Forgive me for the delay in sending out a note. I have been in Syria almost a week now, and things here have been going well. Most of what I have seen and experienced has been quite outside anything I have known before. For those I may not have told, I am here with my good friend Rich (also my roommate this past year of school) who is spending the year studying Arabic in Damascus. I will be here in Syria for just over four more days, at which point I will, after much talk, commence my time in India.

We've been living a manic schedule, some nights staying up until daylight, other nights waking before the dawn, still others sleeping 11-12 hours (and necessarily so). We've spent several days in Damascus, made a day trip to a town called Bosra built in and around the ruins of a Roman town by the same name, and are currently on a several day jaunt to the north of Damascus.

A bit about Damascus:

Damascus is a town of maybe six or seven million (the estimate of a friend of Rich's), covering a large area where the desert stretching eastwards meets the mountains that make up the border between Syria and Lebanon. With most buildings low rise, a bit of sprawl, a dry climate, and mountains bordering one side, I haven't been able to avoid drawing a comparison or two to Los Angeles (did I mention the latitude is just about the same?). But this is no Los Angeles. Not that anyone said it would be. Besides being the capital and largest city of modern Syria, Damascus happens to be the oldest continually inhabited city in the world, or so people say.

Inside the Old City, you find yourself walking past things like the church where Christians hold that Paul regained his sight after his incident on the road to Damascus (which makes sense . . .). Or stepping inside the city's gigantic main Mosque-- one of the holiest sites in Islam today-- built on the remains of what was originally a BIGGER Roman temple before it became a Byzantine Church before it was captured from the Christians in the early years of Islam. To think how long people had been here before the Romans . . . .
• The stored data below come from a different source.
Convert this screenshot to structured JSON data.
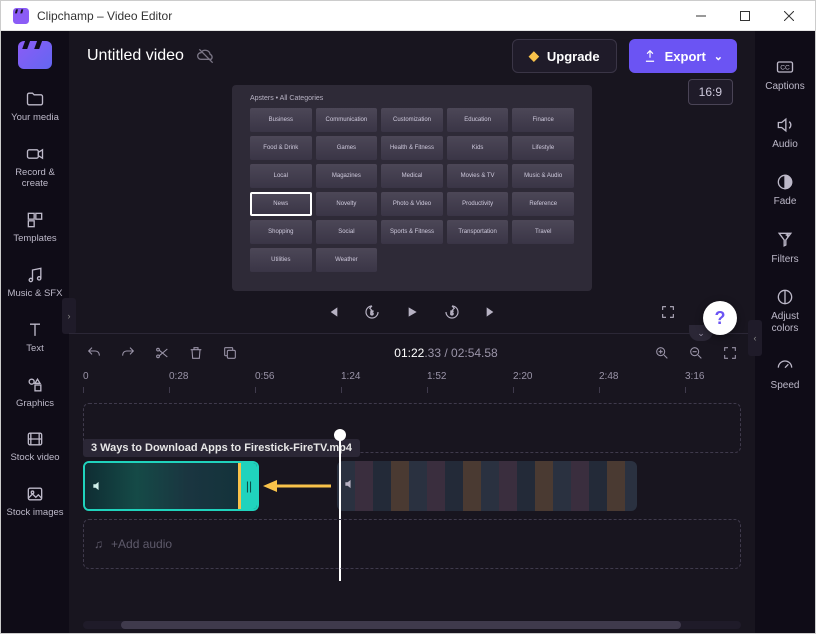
{
  "titlebar": {
    "title": "Clipchamp – Video Editor"
  },
  "header": {
    "project_title": "Untitled video",
    "upgrade_label": "Upgrade",
    "export_label": "Export",
    "aspect_label": "16:9"
  },
  "left_sidebar": {
    "items": [
      {
        "label": "Your media"
      },
      {
        "label": "Record & create"
      },
      {
        "label": "Templates"
      },
      {
        "label": "Music & SFX"
      },
      {
        "label": "Text"
      },
      {
        "label": "Graphics"
      },
      {
        "label": "Stock video"
      },
      {
        "label": "Stock images"
      }
    ]
  },
  "right_sidebar": {
    "items": [
      {
        "label": "Captions"
      },
      {
        "label": "Audio"
      },
      {
        "label": "Fade"
      },
      {
        "label": "Filters"
      },
      {
        "label": "Adjust colors"
      },
      {
        "label": "Speed"
      }
    ]
  },
  "preview": {
    "header_text": "Apsters • All Categories",
    "categories": [
      "Business",
      "Communication",
      "Customization",
      "Education",
      "Finance",
      "Food & Drink",
      "Games",
      "Health & Fitness",
      "Kids",
      "Lifestyle",
      "Local",
      "Magazines",
      "Medical",
      "Movies & TV",
      "Music & Audio",
      "News",
      "Novelty",
      "Photo & Video",
      "Productivity",
      "Reference",
      "Shopping",
      "Social",
      "Sports & Fitness",
      "Transportation",
      "Travel",
      "Utilities",
      "Weather"
    ],
    "selected_index": 15
  },
  "timecode": {
    "current": "01:22",
    "current_ms": ".33",
    "sep": " / ",
    "duration": "02:54",
    "duration_ms": ".58"
  },
  "ruler": {
    "ticks": [
      "0",
      "0:28",
      "0:56",
      "1:24",
      "1:52",
      "2:20",
      "2:48",
      "3:16"
    ]
  },
  "timeline": {
    "clip_title": "3 Ways to Download Apps to Firestick-FireTV.mp4",
    "add_audio_label": "Add audio"
  }
}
Outside walls of the Old City, Damascus is marked by contrast. There are countless shopping drags, meaning wide streets with lots of trendy looking stores with bright lights. Though these were especially busy during my time in Damascus, due to the looming arrival of the holiday Eid at the end of Ramadan--the closest Moslem equivalent to Christmas, at least in terms of consumption and gift giving. But I'm told that shopping is something of a national pastime, and I've been surprised to discover that I stand out here largely because I'm not dressed as sharply as other young people. On the note of "national" this and that, I've also been told that none other than Celine Dion is, in terms of popularity, the sort of unofficial "national singer of Syria," but that's another story altogether . . . Only a block away from these shopping rows, you can find narrow winding streets, some with bustling street markets packed with everyone from those trendy shoppers to men and woman wearing more traditional Moslem dress, with a spectrum of everything in between. Some women wear head scarves and modern dress, others don't cover their hair at all; some are decked out in all black with black veils in front of their faces, or only their eyes showing. The buildings outside the Old City tend to be unadorned cubes more often than not with few windows. Concrete is the undoubted construction material of choice, frequently in the form of cinder blocks. As I understand it, this preference stems from the lack of concern in Arab culture with the appearances of the outsides of their living spaces, instead focusing more on the inside. I've been in one somewhat fancy apartment, and this too was inside a bleak looking cinderblock building. Even on the inside cosmetics seem to be much less of a concern than is found in what I'm familiar with at home; people appear unconcerned with making things "look finished," if you will. Rich explained to me that the lack of many windows--especially transparent ones--is due to the emphasis placed on privacy, and certain beliefs about the significance of seeing into the homes of others.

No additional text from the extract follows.